A quadrilha operava nos estados do Rio Grande
do Sul, Santa Catarina, Paraná, Minas
Gerais e São Paulo, e mantinha pontos
de receptação e coleta em cidades
da região fronteiriça da Argentina
e do Uruguai. Com os traficantes, os fiscais
apreenderam cerca de 2 mil animais, a maioria
deles composta de pássaros e aves,
algum em extinção, como o Curió,
o que agrava o delito. Os animais vinham de
vária s partes do Brasil, principalmente
norte, e abasteciam mercados clandestinos
nos Estados Unidos e na Europa, onde uma arara
azul chega a valer US$ 30 mil. "Os traficantes
não perdiam viagem; da Argentina e
do Uruguai, traziam ao Brasil flamingos, cardeais
amarelos, que, em extinção,
valem muito no mercado negro", diz o
gerente executivo substituto do Ibama do RS,
Fernando Falcão.
Os presos responderão
pelos crimes combinados de formação
de quadrilha, contrabando, introdução
de animais no País, maus tratos e transporte
ilegal. Pelas infrações somadas,
a legislação prevê 10
anos de prisão, mas, por serem primários,
os réus não devem cumprir a
pena integralmente. São eles: Vanilson
José Meinertz (morador de Santa Rosa/
RS), Gelson Luis Souza Vargas (Gravataí
/ RS), Anderson de Almeida Andrade e sua mulher,
Cláudia da Silva Andrade (Alvorada
/ RS), (Adalberto Sales Bitencourt (Itajaí
/ SC), Carlos Eduardo Miranda (Itapema / SC),
Rols Watzko (Itapema / SC), Antôn io
Tavares Neto (Campinas / SP), Aenes de Oliveira
(Belo Horizonte / MG).
A Trinca-Ferro é
a primeira operação a desvendar
uma rede internacional de animais silvestres
no Brasil. Iniciada em 2003 por um fiscal
do setor de Inteligência do Ibama (Geica),
a investigação ganhou reforço
da Polícia Ambiental da Brigada Militar
(PM/RS). O caso chegou à Polícia
Federal há cerca de três meses,
quando o Ministério Público
viu que extrapolava a esfera estadual. As
investigações começaram
quando o fiscal do Ibama (cujo nome, ele prefere
omitir) identificou Vanilson como elo dos
traficantes. Morador de Santa Rosa, a uma
hora de Uruguaiana, na fronteira com Passo
de Los Libres, na Argentina, Vanilson recebeu
a visita do fiscal, que se infiltrou no "negócio",
colheu dados, fotografou o lugar. Todas as
informações foram organizadas
e, com a colaboração da Polícia
Ambiental, chegaram à PF para serem
cruzadas.
Anilhas falsas – Os fiscais
e policiais recolheram, junto com animais,
grande quantidade de anilhas falsas. Pequena
argola, a anilha é fornecida pelo Ibama
e deve ser colocada na patinha do pássaro.

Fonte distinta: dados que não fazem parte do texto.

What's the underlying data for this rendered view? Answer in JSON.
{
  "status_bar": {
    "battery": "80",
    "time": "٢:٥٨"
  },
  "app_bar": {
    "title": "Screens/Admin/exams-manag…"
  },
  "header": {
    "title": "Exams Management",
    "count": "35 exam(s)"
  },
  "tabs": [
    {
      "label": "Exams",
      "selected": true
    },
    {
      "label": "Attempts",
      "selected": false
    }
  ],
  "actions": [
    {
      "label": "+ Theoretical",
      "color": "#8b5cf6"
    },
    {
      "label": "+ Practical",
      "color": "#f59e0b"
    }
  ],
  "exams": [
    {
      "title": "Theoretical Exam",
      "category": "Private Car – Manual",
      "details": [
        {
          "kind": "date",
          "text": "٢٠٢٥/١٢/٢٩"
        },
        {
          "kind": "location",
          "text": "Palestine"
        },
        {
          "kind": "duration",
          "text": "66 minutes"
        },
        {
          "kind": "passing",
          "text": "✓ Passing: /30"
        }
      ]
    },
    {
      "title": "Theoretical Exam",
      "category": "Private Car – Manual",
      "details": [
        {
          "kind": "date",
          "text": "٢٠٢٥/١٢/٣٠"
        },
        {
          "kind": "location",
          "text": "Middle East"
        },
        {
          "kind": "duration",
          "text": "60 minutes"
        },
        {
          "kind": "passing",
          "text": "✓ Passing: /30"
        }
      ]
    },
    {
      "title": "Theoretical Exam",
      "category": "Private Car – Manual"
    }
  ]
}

É seu documento de identidade, com
ano de nascimento, número de ordem
e a inscrição IBAMA. Foram recolhidas
também, para servir como prova contra
os presos, um grande número de gaiolas
e caixas.
Guarda dos animais – Os
animais foram recolhidos a centros de triagem
utilizados pelo Ibama nos cinco estados. Seguiram
para eles araras, tucanos, trincas-ferro,
cardeais, papagaios, azulões, frades,
canários da terra, Curiós. De
lá serão transferidos para criadouros
privados conservacionistas licenciados pelo
Ibama, onde permanecerão até
morrer. "Os criadouros são a melhor
opção, pois a reintrodução
desses animais à natureza é
difícil e cara. Para se ter idéia,
por razões genéticas e de saúde,
a reinserção deve ocorrer no
local de origem. Além disso, o pe ríodo
de readaptação é longo,
precisam reaprender a voar, a se alimentar
sozinhos e, assim, viram presas fáceis",
explica o gerente do Ibama. O recurso da reintegração
é tentado somente quando as espécies
enfrentam ameaça iminente de extinção.
Severidade legal – Fernando
Falcão defende mudanças urgentes
na legislação, com o objetivo
de torná-la mais rigorosa. Segundo
ele, as penas previstas pela Lei de Crimes
Ambientais (n 9.605/de 1998) são brandas,
o que acaba encorajando os infratores. Hoje,
a LCA prevê prisão de seis meses
a um ano, além de multa de R$ 500 por
animal apreendido e de mais R$ 5 mil por espécie
em extinção apreendida. "O
pior é que a Justiça considera
o crime ambiental como de baixo poder ofensivo
e em geral converte a pena em serviços
a comunidade e reduz muito o valor das multas",
protesta Falcão. "Para mudar isso,
o Governo Federal estuda o envio de um projeto
de lei ao Congresso, tornando as penas mais
rigorosas; nesse mesmo sent ido, estuda a
edição de novo decreto, em substituição
ao Decreto 3.179/99", diz Falcão.
Um décimo personagem
envolvido na rede encontra-se preso há
45 dias. Uruguaio de nascimento, mas naturalizado
brasileiro, Rubem Lacoste, um idoso de cerca
de 70 anos. Ele possui um dos perfis mais
carimbados no crime. Há cerca de 10
anos ele o pratica. Já foi preso cinco
vezes, mas como a Justiça considera
o crime "de baixo poder ofensivo",
e contando com atenuantes por causa da idade,
sempre acaba solto - e volta a praticar o
delito. Dessa vez, preso atuando numa quadrilha
confirmada, sua situação se
complicou.
Segundo Falcão, a
sociedade precisa tender que os crimes de
tráfico de animais, que cruzam fronteiras
de países ("sem inibição
legal realmente forte"), acabam se tornando
porta de entrada para outros delitos, como
o tráfico de drogas e de armas. "Aliás,
aquele só perde para estes", diz
o gerente. No transporte dos animais, a crueldade
extrapola todos os limites. "Houve casos
de animais dopados com calmantes humanos para
não fazerem barulho na travessia em
ônibus ou avião; já vimos
flamingos acondicionados em meias femininas,
encontramos animais em porta-luvas de carro,
dentro de malas, dentro de canos de PVC, em
garrafas pet etc. Segundo Falcão, estima-se
que para cada animal traficado que chega ao
destino nove morrem. "Não podemos
nos esquecer também que quem alimenta
o crime é o consumidor final, aquele
para quem ‘não faz mal comprar bichinho’.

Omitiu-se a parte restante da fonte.